Cézanne also created a series of preparatory sketches for the painting of the card players, he made sketches of each person, as a study of the figures painted in the final painting. Some people believed that Cézanne worked first in the bigger paintings to do the smaller ones finally, but recent researches say the opposite: they say that Cézanne used both, the sketches and the smaller drawings to paint the bigger ones later.
Man with the Pipe, painted in 1890. Oil on canvas, 90 × 72 cm, located in the Hermitage Museum, St. Petersburg.
Man with a Pipe, painted in 1892, oil on canvas, 73 x 60 cm,located in the Courtauld Institute of Art, London.
Man Smoking a Pipe, painted between 1890–1892, oil on canvas, 72 x 91 cm, located in the Pushkin Museum, Moscow.
Man with a Pipe (Study for The Card Players), painted between 1890–1892, oil on canvas, 39 x 30.2 cm, located in the Nelson-Atkins Museum of Art, Kansas City, Missouri.
Study for The Card Players , painted between 1890–1892, oil on canvas, 32 x 35 cm., located in the Worcester Art Museum, Worcester, Massachusetts.
Study for Card Players, painted between 1890–1892, graphite and watercolor on paper, located in the Rhode Island School of Design Museum, Providence, Rhode Island.
Paul Cézanne was a French painter who belongs to the postimpressionism. He was born on the 19th of January, in 1839, in Aix-en-Provence, France, and he died on the 22nd of October in 1906 (67 years old) also in Aix-en-Provence. He is considered to be the bridge between the art of the 19th century and modern painting. He had a geometrical vision of the world. He said that all objects could be looked as geometrical figures. We can see an example in the cylindrical shape of the top hat in the Cards Players paintings.
Cézanne might have drawn inspiration from:
The card players, by Theodoor Rombouts.
The card players, by William Sidney Mount
The Young card players, by Le Nain brothers.

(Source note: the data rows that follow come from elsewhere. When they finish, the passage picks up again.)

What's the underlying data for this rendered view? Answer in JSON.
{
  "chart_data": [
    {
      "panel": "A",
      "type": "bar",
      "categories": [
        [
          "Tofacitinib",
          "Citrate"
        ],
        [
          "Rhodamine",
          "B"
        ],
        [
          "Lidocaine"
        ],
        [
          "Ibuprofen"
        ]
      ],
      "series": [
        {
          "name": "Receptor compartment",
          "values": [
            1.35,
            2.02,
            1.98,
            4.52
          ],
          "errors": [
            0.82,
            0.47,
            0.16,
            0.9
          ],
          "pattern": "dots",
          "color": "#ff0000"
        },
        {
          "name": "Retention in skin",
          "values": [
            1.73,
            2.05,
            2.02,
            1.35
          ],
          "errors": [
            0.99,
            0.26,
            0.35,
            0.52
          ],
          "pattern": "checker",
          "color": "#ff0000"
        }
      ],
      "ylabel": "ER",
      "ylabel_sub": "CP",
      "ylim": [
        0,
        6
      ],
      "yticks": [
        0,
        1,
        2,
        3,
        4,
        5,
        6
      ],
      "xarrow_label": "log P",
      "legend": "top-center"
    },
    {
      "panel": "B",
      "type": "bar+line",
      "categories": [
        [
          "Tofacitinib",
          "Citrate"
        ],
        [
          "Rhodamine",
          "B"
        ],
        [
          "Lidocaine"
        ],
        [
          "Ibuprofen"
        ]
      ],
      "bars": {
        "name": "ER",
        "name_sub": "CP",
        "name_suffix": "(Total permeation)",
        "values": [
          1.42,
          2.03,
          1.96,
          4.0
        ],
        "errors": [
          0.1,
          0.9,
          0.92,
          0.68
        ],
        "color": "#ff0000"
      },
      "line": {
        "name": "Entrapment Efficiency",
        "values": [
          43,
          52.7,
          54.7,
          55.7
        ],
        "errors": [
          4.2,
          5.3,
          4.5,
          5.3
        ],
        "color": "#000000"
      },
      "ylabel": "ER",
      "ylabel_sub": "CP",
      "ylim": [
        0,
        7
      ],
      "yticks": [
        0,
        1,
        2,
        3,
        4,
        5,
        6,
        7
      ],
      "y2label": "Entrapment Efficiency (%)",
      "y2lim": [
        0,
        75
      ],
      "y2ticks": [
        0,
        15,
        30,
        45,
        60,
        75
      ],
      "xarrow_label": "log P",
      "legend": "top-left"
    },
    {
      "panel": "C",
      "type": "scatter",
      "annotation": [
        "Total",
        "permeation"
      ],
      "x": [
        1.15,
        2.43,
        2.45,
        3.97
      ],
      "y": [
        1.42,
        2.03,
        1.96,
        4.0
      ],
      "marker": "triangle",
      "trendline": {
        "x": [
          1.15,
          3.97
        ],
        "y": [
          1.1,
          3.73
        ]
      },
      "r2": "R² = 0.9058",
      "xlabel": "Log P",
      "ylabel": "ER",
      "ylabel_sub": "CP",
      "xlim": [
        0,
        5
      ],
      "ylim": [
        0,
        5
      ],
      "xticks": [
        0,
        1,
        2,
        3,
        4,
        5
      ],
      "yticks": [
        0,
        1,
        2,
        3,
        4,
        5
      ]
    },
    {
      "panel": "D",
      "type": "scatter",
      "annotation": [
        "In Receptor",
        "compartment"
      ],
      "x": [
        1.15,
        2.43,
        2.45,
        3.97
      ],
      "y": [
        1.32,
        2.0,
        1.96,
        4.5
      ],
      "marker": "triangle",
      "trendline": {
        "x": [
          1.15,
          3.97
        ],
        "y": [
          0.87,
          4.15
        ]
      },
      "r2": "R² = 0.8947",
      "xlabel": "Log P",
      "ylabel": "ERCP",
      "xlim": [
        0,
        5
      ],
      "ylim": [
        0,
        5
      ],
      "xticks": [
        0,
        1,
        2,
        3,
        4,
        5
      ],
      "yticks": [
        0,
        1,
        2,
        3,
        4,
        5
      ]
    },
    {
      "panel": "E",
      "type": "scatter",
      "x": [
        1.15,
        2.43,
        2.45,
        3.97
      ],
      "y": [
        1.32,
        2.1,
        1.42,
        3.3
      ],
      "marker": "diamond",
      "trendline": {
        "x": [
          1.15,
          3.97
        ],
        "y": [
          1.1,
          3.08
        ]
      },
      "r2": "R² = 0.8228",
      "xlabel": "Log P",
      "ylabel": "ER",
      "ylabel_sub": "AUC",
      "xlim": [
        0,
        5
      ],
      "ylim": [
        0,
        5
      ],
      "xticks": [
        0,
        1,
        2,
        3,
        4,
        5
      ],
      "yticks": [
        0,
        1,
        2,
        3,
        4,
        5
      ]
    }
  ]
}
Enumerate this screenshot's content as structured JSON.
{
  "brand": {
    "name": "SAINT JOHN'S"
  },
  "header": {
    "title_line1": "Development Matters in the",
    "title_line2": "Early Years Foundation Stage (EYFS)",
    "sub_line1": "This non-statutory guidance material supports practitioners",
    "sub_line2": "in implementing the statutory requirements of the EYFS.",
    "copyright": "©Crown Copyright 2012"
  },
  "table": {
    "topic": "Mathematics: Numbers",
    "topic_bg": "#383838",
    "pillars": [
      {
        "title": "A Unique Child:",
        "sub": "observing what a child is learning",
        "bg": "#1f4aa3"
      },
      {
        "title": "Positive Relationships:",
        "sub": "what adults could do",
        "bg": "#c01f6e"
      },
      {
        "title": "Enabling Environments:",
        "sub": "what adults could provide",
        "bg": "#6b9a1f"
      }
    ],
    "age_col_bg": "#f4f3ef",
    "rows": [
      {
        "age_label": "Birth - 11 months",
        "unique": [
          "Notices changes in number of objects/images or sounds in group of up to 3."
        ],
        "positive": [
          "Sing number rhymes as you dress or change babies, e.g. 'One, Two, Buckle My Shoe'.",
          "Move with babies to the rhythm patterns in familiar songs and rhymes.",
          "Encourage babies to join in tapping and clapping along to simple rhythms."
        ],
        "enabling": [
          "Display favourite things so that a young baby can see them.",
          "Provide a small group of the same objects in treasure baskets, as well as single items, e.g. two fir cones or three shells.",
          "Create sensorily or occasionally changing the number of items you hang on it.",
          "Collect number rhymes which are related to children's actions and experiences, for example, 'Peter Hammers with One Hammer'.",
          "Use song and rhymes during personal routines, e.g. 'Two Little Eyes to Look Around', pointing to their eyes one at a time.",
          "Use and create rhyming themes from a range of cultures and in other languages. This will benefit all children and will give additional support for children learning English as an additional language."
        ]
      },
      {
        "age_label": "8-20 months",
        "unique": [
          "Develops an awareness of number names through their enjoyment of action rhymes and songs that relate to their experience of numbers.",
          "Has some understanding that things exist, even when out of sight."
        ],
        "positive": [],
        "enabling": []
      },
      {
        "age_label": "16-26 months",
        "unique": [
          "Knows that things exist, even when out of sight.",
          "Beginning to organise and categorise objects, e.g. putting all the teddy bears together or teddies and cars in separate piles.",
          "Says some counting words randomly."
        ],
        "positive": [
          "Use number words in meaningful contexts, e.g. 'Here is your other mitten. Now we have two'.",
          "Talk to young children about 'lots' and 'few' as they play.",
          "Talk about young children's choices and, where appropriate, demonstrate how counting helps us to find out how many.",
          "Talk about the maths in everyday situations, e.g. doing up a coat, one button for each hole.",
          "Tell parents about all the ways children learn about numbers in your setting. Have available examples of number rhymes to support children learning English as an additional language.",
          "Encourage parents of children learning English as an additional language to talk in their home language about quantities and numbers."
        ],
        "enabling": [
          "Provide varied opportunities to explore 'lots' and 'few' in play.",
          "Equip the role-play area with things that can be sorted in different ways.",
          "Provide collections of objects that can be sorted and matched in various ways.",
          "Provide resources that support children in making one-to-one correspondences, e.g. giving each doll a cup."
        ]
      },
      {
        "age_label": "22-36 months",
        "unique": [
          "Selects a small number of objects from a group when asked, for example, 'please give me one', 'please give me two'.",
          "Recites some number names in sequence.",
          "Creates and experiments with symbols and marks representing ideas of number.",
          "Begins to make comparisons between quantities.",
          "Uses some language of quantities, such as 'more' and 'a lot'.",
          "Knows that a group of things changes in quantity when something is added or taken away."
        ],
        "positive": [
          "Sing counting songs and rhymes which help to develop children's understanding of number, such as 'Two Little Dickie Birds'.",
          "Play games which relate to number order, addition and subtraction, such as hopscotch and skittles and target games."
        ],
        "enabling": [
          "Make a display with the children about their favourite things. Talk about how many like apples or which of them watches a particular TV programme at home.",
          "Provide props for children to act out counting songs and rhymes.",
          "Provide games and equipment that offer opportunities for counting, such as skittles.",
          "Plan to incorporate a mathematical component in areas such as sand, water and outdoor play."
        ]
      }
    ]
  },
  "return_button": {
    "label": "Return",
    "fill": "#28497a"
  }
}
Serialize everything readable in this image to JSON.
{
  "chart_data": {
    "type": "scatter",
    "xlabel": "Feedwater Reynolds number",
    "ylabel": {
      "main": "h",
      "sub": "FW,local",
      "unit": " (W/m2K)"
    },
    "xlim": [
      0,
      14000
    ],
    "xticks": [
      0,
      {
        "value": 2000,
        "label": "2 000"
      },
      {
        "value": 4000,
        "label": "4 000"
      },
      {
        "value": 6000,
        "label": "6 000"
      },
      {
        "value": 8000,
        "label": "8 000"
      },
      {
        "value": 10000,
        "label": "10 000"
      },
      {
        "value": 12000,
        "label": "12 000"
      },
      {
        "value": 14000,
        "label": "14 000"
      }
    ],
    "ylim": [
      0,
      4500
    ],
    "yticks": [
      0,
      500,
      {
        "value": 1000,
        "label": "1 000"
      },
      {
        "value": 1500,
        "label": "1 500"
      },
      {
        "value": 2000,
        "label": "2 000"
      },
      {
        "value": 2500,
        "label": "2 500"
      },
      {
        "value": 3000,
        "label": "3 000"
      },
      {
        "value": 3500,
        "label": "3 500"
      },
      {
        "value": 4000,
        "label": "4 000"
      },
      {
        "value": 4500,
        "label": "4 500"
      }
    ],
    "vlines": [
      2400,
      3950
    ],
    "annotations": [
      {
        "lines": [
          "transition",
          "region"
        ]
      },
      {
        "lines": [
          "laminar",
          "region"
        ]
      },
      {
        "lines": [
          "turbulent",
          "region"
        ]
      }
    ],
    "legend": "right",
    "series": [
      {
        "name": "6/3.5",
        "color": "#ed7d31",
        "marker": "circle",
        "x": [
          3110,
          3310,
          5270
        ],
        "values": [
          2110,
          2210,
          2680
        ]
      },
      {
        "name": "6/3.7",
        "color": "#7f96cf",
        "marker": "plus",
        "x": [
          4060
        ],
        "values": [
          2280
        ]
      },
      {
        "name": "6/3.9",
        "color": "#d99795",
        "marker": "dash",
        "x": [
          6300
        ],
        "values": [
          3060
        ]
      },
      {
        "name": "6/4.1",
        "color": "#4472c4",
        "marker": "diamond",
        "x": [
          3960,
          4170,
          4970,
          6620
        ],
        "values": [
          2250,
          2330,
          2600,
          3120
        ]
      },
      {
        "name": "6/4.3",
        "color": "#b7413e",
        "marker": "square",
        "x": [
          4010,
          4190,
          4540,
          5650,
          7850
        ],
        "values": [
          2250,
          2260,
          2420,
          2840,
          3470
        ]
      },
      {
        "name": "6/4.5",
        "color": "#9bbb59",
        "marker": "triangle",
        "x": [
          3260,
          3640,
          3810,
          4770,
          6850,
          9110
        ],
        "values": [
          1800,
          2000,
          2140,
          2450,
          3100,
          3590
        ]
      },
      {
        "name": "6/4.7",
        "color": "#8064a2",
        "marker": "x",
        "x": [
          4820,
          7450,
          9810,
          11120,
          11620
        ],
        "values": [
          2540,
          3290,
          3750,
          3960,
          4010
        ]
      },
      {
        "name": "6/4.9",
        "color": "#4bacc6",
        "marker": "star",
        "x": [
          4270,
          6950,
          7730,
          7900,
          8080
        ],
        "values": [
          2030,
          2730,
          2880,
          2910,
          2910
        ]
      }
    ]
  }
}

The House of Cards, by Jean-Baptiste Siméon Chardin
Other Cézanne famous paintings
The Black Marble Clock
Why I liked this painting.
I liked this painting because, it’s interesting, how Cézanne did all the versions, what he changed on them and also the sketches he did. I like the contrasts between each painting, doing one very colorful and the next one, very dark. I like the combination of different colors Cézanne mixed in his paintings.